Para vivir, el hombre necesita pan, fruto de la tierra y de su trabajo. Pero no sólo
vive de pan. Necesita sustento para su alma: necesita un sentido que llene su
vida. Así, para los Padres, el pesebre de los animales se ha convertido en el
símbolo del altar sobre el que está el Pan que es el propio Cristo: la verdadera
comida para nuestros corazones. Y vemos una vez más cómo Él se hizo pequeño:
en la humilde apariencia de la hostia, de un pedacito de pan, Él se da a sí mismo.

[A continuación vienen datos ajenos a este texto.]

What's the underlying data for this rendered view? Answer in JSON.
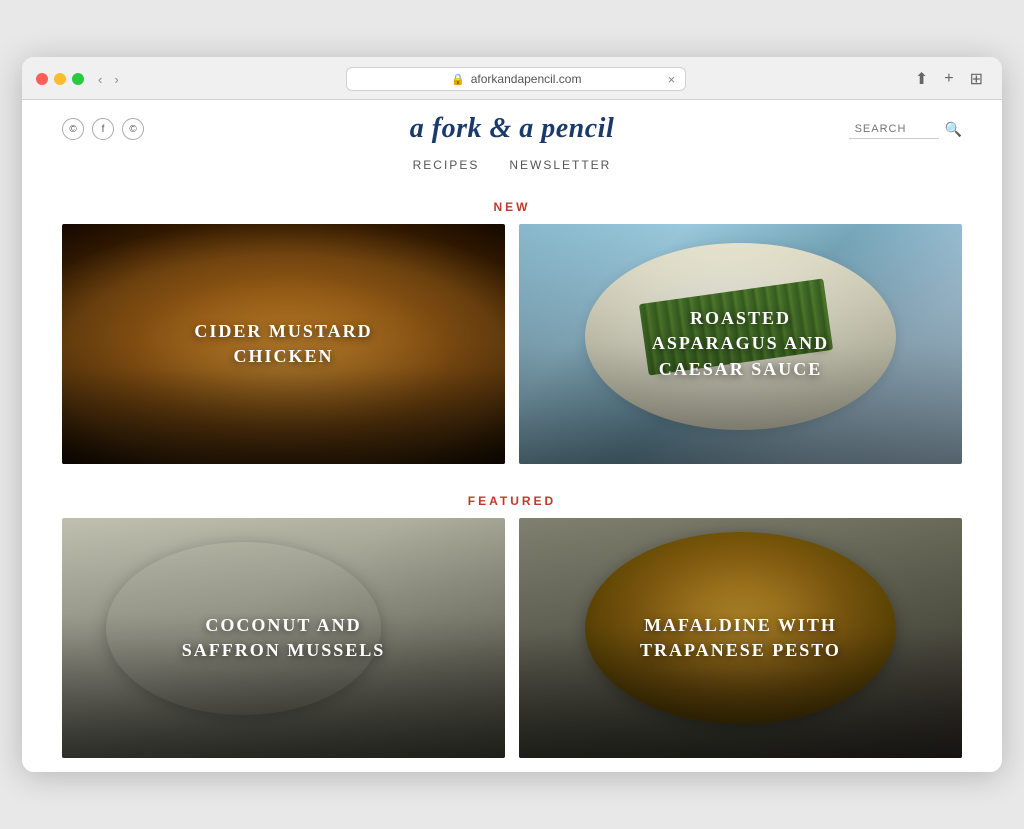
{
  "browser": {
    "tab_title": "aforkandapencil.com",
    "address": "aforkandapencil.com",
    "close_label": "×",
    "back_label": "‹",
    "forward_label": "›"
  },
  "site": {
    "title": "a fork & a pencil",
    "social": {
      "icons": [
        "©",
        "f",
        "©"
      ]
    },
    "search_placeholder": "SEARCH",
    "nav": [
      {
        "label": "RECIPES"
      },
      {
        "label": "NEWSLETTER"
      }
    ]
  },
  "sections": {
    "new": {
      "label": "NEW",
      "recipes": [
        {
          "id": "chicken",
          "title": "CIDER MUSTARD\nCHICKEN",
          "theme": "chicken"
        },
        {
          "id": "asparagus",
          "title": "ROASTED\nASPARAGUS AND\nCAESAR SAUCE",
          "theme": "asparagus"
        }
      ]
    },
    "featured": {
      "label": "FEATURED",
      "recipes": [
        {
          "id": "mussels",
          "title": "COCONUT AND\nSAFFRON MUSSELS",
          "theme": "mussels"
        },
        {
          "id": "pasta",
          "title": "MAFALDINE WITH\nTRAPANESE PESTO",
          "theme": "pasta"
        }
      ]
    }
  }
}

De todo eso habla la señal que les fue dada a los pastores y que se nos da a
nosotros: el niño que se nos ha dado; el niño en el cual Dios se ha hecho
pequeño por nosotros. Pidamos al Señor que nos dé la gracia de mirar esta noche
el pesebre con la sencillez de los pastores para recibir así la alegría con la que
ellos tornaron a casa (cf. Lc 2,20). Roguémoslo que nos dé la humildad y la fe
con la que san José miró al niño que María había concebido del Espíritu Santo.
Pidamos que nos conceda mirarlo con el amor con el cual María lo contempló. Y
pidamos que la luz que vieron los pastores también nos ilumine y se cumpla en
todo el mundo lo que los ángeles cantaron en aquella noche: «Gloria a Dios en el
cielo y en la tierra paz a los hombres que ama el Señor». ¡Amén!